This week, MPP Roman Baber, asked Solicitor General of Ontario, Sylvia Jones, why she sent out a memo last September telling municipalities to charge with obstruction of justice under the Reopening Ontario Act (ROA).
Baber asks his question — the first time
“On September 19, her ministry sent a memo to all Ontario municipalities advising that a person who refuses to leave premisses, under the Reopening Ontario Act, can be charged with either under the ROA or with obstruction of justice under the criminal code,” said Baber.
“A recent article in The Lawyers Daily calls into question the ability to charge with obstruction when trying to enforce a provincial offence and failure to comply is punishable by the same provincial legislation. This goes back to a well-established principle established by the supreme court in a case named Sharma in 1993.”Independant MPP Roman Baber
“When the refusal is prescribed by the provincial legislation, the refusal to comply with same provincial legislation cannot form the basis for an obstruction charge. The appropriate procedure is to charge under the provincial law. Speaker, refusing to comply with a police officer’s to close or vacate is an offence punishable by section 10 of the Reopening Ontario Act.”
“So why did the Solicitor General tell municipalities to press criminal charges for violations punishable by the Reopening Ontario Act?”
“She said I was a Covid denier”
Baber got a response, but as he said in his Tweet, “She said I was a Covid denier.”
She didn’t even answer his question — instead she deflected it, pretending the laws didn’t matter.

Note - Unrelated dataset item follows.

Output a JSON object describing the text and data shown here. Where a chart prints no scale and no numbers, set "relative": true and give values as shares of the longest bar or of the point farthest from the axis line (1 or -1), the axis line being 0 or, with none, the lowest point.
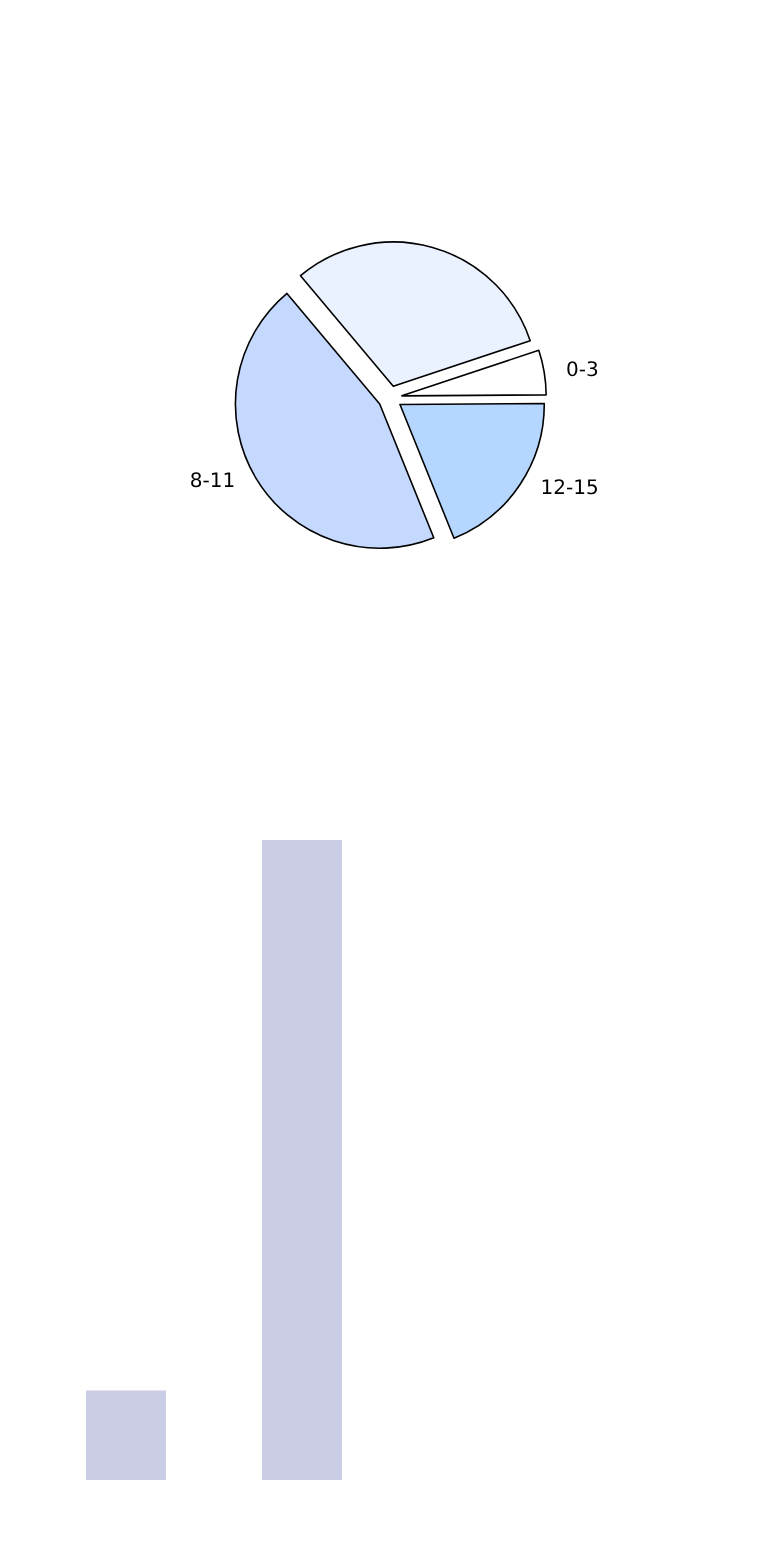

“You know, it is truly unfortunate that this member continues to not understand how important this health emergency is. We have been working as a government to make sure that every ministry, every municipal partner, every police services, everyone who had any part to play to keep people safe knew what the rules are, had the enforcement pieces necessary to make sure that they were adhered to,” said Jones.

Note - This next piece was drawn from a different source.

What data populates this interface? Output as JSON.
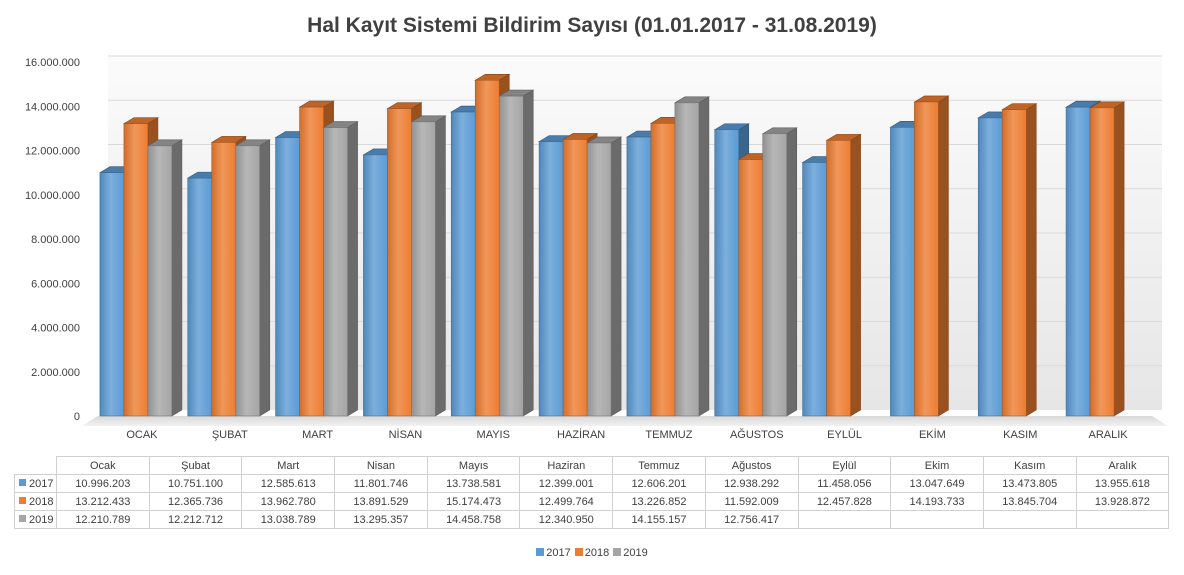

“And at the end of the day, we as legislators and you frankly as a legislator should be talking about how to keep people safe. How to make sure that your neighbours, your friends and communities are not getting COVID-19. That’s what our responsibility is and it’s incredibly unfortunate to have this member stand up day after day and pretend that COVID-19 isn’t a thing.”
Sharma and Hayes, 1993
The Lawyers Daily article that Baber mentions outlines a few key points;
- “Whether viewing the Ministry of the Solicitor General’s September 2020 memorandum in the context of the state of the ROA when it was issued, or as of today’s date, the same considerations apply.”

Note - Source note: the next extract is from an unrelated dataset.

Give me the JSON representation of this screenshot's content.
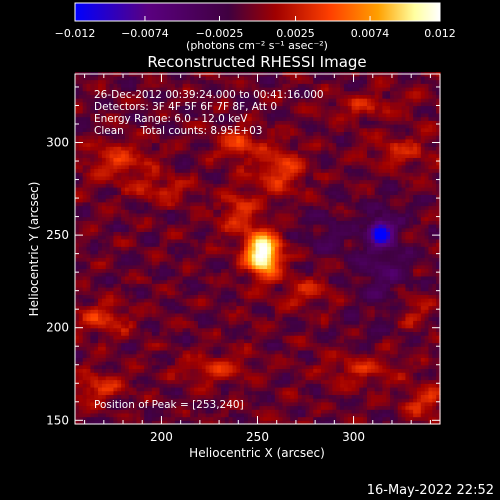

- “Given the legislative framework of the ROA, it is difficult to see how the advice from the Ministry of the Solicitor General is consistent with the established law on s. 129 of the Criminal Code, and this advice could be resulting in illegal arrests. Already limited judicial resources in the criminal courts have become even more strained during the COVID-19 pandemic, and those resources may be spent on charges that will either be withdrawn for lack of a reasonable prospect of conviction or result in an acquittal based on the principles found in Sharma and Hayes.”
Baber asks his question — the second time
His second Tweet took some shots at Ontario’s Government House Leader, Paul Calandra and Jones calling them evil while comparing them to the Ford Government.
“I have suggested to the solicitor general that it’s her job to keep the rules and it’s her job to keep the rule of law. We’re still a western democracy — COVID or not.”Independant MPP Roman Baber
“COVID is a very serious infection … it affects a segment of the population and a lot of people. But that doesn’t mean that the rule of law is out the window!,” Baber fired at Jones.
“Speaker I don’t even think that the Solicitor General came close to answering my question so I’ll follow up with the Attorney General. This is a serious legal and law-enforcement issue. COVID doesn’t change the fact that as legislators, we still have to abide by the rule of law. So to the Attorney General — suppose a provincial officer is given an order pursuant to a provincial law and refusal to obey such order was punishable by the provincial law itself. Every level of court in the land said that refusal to obey would be punishable by the provincial legislation — not by the Criminal Court of Canada,” Baber said.
Calandra’s response full of talking points
Calandra responded saying they would continue to disagree with Baber.
“I think it’s very clear that we are going to continue to disagree with the opposition member opposite with respects how we should react to the current global and economic health pandemic in the Province of Ontario.
“We are certainly not going to apologize for taking those measures and the steps that are needed to do that Mr. Speaker. At the same time we have had to ensure that as the government we responded to challenges to boarders that the federal government were not willing to close those borders which has caused variants of concern to flood into the Province of Ontario,” said Calandra.
“We’ve had to increase ICU capacity that was left so devastatingly low by the previous Liberal government. We’ve had to deal with long-term care which the previous government did not invest in Mr. Speaker,” he said.
“But alternatively, we will continue to disagree with the members opposite who believe we should reduce of guard when it comes to fighting COVID-19 —we’re not going to do that, Mr. Speaker.”Paul Calandra, Ontario Government House Leader
Based on their responses, it doesn’t seem as though the Ontario government wants to answer hard questions from opposing members — instead they’d rather deflect and continuously read their scripted talking points until the opposing member shuts up.